Через несколько секунд он всё же выдал:
– Это что же за Иной, если за ним послали великого магистра? – он сжал кулаки, – Такая тварь камня на камне тут бы не оставила, а вроде как академия ещё стоит.
– Магистр, я просто посчитала долгом вас предупредить.
– Старший целитель, я благодарен, – он сдержанно улыбнулся ей, а потом спросил, – Осмотрела Плетнёва? Он очнулся?
– Он уже покинул лазарет, – Соболева коротко кивнула, – Ничего серьёзного, только ждать, когда волосяной покров на лице восстановится.
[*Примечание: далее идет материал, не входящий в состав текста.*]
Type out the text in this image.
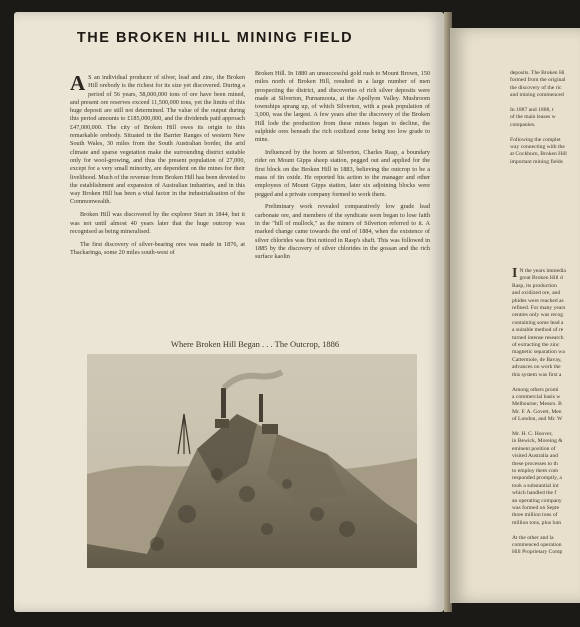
THE BROKEN HILL MINING FIELD

A S an individual producer of silver, lead and zinc, the Broken Hill orebody is the richest for its size yet discovered. During a period of 56 years, 58,000,000 tons of ore have been mined, and present ore reserves exceed 11,500,000 tons, yet the limits of this huge deposit are still not determined. The value of the output during this period amounts to £185,000,000, and the dividends paid approach £47,000,000. The city of Broken Hill owes its origin to this remarkable orebody. Situated in the Barrier Ranges of western New South Wales, 30 miles from the South Australian border, the arid climate and sparse vegetation make the surrounding district suitable only for wool-growing, and thus the present population of 27,000, except for a very small minority, are dependent on the mines for their livelihood. Much of the revenue from Broken Hill has been devoted to the establishment and expansion of Australian industries, and in this way Broken Hill has been a vital factor in the industrialisation of the Commonwealth.

Broken Hill was discovered by the explorer Sturt in 1844, but it was not until almost 40 years later that the huge outcrop was recognised as being mineralised.

The first discovery of silver-bearing ores was made in 1876, at Thackaringa, some 20 miles south-west of

Broken Hill. In 1880 an unsuccessful gold rush to Mount Brown, 150 miles north of Broken Hill, resulted in a large number of men prospecting the district, and discoveries of rich silver deposits were made at Silverton, Purnamoota, at the Apollyon Valley. Mushroom townships sprang up, of which Silverton, with a peak population of 3,000, was the largest. A few years after the discovery of the Broken Hill lode the production from these mines began to decline, the sulphide ores beneath the rich oxidized zone being too low grade to mine.

Influenced by the boom at Silverton, Charles Rasp, a boundary rider on Mount Gipps sheep station, pegged out and applied for the first block on the Broken Hill in 1883, believing the outcrop to be a mass of tin oxide. He reported his action to the manager and other employees of Mount Gipps station, later six adjoining blocks were pegged and a private company formed to work them.

Preliminary work revealed comparatively low grade lead carbonate ore, and members of the syndicate soon began to lose faith in the "hill of mullock," as the miners of Silverton referred to it. A marked change came towards the end of 1884, when the existence of silver chlorides was first noticed in Rasp's shaft. This was followed in 1885 by the discovery of silver chlorides in the gossan and the rich surface kaolin

Where Broken Hill Began . . . The Outcrop, 1886
deposits. The Broken Hi
formed from the original
the discovery of the ric
and mining commenced

In 1887 and 1888, t
of the main leases w
companies.

Following the complet
way connecting with the
at Cockburn, Broken Hill
important mining fields
I N the years immedia
great Broken Hill d
Rasp, its production
and oxidized ore, and
phides were reached as
refined. For many years
centres only was recog
containing some lead a
a suitable method of re
turned intense research
of extracting the zinc
magnetic separation wa
Cattermole, de Bavay,
advances on work the
this system was first a

Among others promi
a commercial basis w
Melbourne; Messrs. B
Mr. F. A. Govett, Men
of London, and Mr. W

Mr. H. C. Hoover,
in Bewick, Moreing &
eminent position of
visited Australia and
these processes to th
to employ them com
responded promptly, a
took a substantial int
which handled the f
an operating company
was formed on Septe
three million tons of
million tons, plus lum

At the other and la
commenced operation
Hill Proprietary Comp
Магистр усмехнулся, а девушка продолжила:
– Утверждает, что ничего не знает об инциденте в туалете. Он тренировался в одиночестве, допустил ошибку в магии и потерял сознание.
Гром рядом со мной до скрипа сжал резные ручки кресла – его дружки явно показали себя не лучшим образом. Потому что здоровяк тут, в кабинете, а тот палёный каштан выходит сухим из воды.
А всё же как легко эти люди говорят слово «магия». «Тренировался, допустил ошибку в магии…»
Довольно странная академия, но мне придётся работать с тем, что есть.
– А Плетнёв сказал что-нибудь… о Фёдоре Громове? – магистр кивнул в сторону нервничающего крепыша.
Тот заметно напрягся рядом, аж испарина вышла на лысом черепе.
Блондинка с готовностью ответила:
– Говорит, что видел, как Громов разговаривал с Ветровым в коридоре на повышенных тонах. Больше ничего не помнит.
– Вот же сссу… – вырвалось у Грома, ручки кресла аж застонали от его бессильной ярости, но студент не решился выругаться.
Я усмехнулся. Эх, Федя, Федя… И ты заступался за того палёного говнюка?
А Ветров – это, значит, я.
Василий Ветров, про которого уже не один раз упомянули, что «пустой». Интересно, а унизительные «чушка» и «безлунь» – это связано с этим определением? Если они тут все помешаны на магии, значит, эта «пустота» как-то связана с этим.
Я непроизвольно потёр затылок, где раньше всегда чувствовал имплант. Теперь там тоже пустота.
Соболева молчала, и по лицу было заметно, что важные новости у неё закончились.
– Ясно, – ответил со вздохом магистр, откинувшись на спинку.